Tree methods and comparisons: bootstrap, maximum likelihood and parsimony

Due Monday, April 28th. Hand in a hard-copy of your results and be prepared to briefly summarize your conclusions (5-15 minutes). You are encouraged to work in the same group as last week, although you can switch around if you would like. Groups must be 2-4 people.

In the first part of this lab we will evaluate trees produced by the upgma and neighbor-joining methods by bootstrap analysis. Then we will use the same sequences and the program Phylip to construct trees using the parsimony and maximum likelihood methods.

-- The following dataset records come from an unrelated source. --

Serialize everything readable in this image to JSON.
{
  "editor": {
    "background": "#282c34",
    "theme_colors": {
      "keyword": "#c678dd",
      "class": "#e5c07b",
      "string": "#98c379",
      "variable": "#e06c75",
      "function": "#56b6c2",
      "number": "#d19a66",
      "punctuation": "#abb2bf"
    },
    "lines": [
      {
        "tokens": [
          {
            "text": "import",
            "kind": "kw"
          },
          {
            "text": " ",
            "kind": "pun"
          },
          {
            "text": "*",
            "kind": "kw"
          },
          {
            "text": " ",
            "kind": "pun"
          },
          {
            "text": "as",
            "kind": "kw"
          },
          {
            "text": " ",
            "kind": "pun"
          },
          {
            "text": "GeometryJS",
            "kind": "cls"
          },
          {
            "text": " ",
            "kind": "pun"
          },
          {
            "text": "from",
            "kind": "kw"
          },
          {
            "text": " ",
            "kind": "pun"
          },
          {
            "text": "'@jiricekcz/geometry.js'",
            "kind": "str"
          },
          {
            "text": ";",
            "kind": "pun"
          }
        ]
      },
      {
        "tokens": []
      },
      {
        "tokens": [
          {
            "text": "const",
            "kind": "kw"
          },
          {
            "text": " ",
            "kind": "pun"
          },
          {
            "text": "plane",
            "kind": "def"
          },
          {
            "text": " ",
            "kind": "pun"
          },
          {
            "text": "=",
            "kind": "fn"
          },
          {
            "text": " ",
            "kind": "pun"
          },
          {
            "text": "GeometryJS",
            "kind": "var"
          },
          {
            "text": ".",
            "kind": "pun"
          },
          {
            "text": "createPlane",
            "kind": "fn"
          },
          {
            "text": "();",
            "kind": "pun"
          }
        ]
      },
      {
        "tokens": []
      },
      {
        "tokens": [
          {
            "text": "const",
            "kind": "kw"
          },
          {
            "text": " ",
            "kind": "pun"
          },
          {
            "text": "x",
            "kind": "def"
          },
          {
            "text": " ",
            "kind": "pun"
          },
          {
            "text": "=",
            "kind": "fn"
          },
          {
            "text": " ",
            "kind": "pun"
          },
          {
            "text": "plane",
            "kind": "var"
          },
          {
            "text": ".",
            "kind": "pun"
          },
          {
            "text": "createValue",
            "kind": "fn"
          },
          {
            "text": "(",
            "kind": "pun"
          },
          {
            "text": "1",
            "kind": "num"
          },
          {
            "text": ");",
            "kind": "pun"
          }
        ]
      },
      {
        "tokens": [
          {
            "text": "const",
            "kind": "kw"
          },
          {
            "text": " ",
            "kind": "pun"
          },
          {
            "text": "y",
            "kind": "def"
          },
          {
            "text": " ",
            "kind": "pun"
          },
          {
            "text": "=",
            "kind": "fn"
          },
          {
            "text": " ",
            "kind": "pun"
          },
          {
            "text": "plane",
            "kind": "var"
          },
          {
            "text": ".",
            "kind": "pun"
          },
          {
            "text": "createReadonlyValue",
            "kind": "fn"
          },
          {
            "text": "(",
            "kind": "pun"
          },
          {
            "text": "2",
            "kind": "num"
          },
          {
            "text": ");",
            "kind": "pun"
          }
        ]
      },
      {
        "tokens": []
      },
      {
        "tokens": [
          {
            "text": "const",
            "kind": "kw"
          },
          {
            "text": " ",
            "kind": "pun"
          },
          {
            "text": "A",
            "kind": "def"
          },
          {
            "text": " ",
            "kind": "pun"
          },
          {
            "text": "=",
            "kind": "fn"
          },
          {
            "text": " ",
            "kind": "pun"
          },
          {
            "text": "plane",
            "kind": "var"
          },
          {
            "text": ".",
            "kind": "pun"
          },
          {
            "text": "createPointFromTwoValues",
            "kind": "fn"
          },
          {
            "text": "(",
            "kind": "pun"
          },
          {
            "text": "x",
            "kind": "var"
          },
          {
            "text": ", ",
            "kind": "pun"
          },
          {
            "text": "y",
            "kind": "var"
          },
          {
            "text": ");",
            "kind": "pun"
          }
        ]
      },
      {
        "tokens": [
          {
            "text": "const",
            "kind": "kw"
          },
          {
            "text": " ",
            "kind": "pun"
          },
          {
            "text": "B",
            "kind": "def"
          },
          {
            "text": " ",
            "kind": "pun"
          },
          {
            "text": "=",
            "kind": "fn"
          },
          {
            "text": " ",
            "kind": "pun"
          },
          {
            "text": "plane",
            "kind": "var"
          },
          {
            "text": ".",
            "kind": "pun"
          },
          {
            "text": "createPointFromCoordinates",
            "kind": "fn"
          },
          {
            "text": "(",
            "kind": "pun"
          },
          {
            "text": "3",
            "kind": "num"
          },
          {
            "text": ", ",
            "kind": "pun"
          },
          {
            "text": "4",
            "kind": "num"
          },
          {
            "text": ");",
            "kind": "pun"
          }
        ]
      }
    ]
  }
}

For the moment, you should use the 5233 server.
  1. Formulate a clear hypothesis about mammalian phylogeny that you will investigate. Try to select something that involves some uncertainty - usually that involves trying to resolve early branches, such as: relation of bats to the other mammals (for example the Pegasoferae clade); relation of whales to the other mammals; relation of primates to rodents relative to other mammalian orders; placement of the Hystricognathi within Rodentia; the relation between the Xenarthra, Afrotherians, and other mammals.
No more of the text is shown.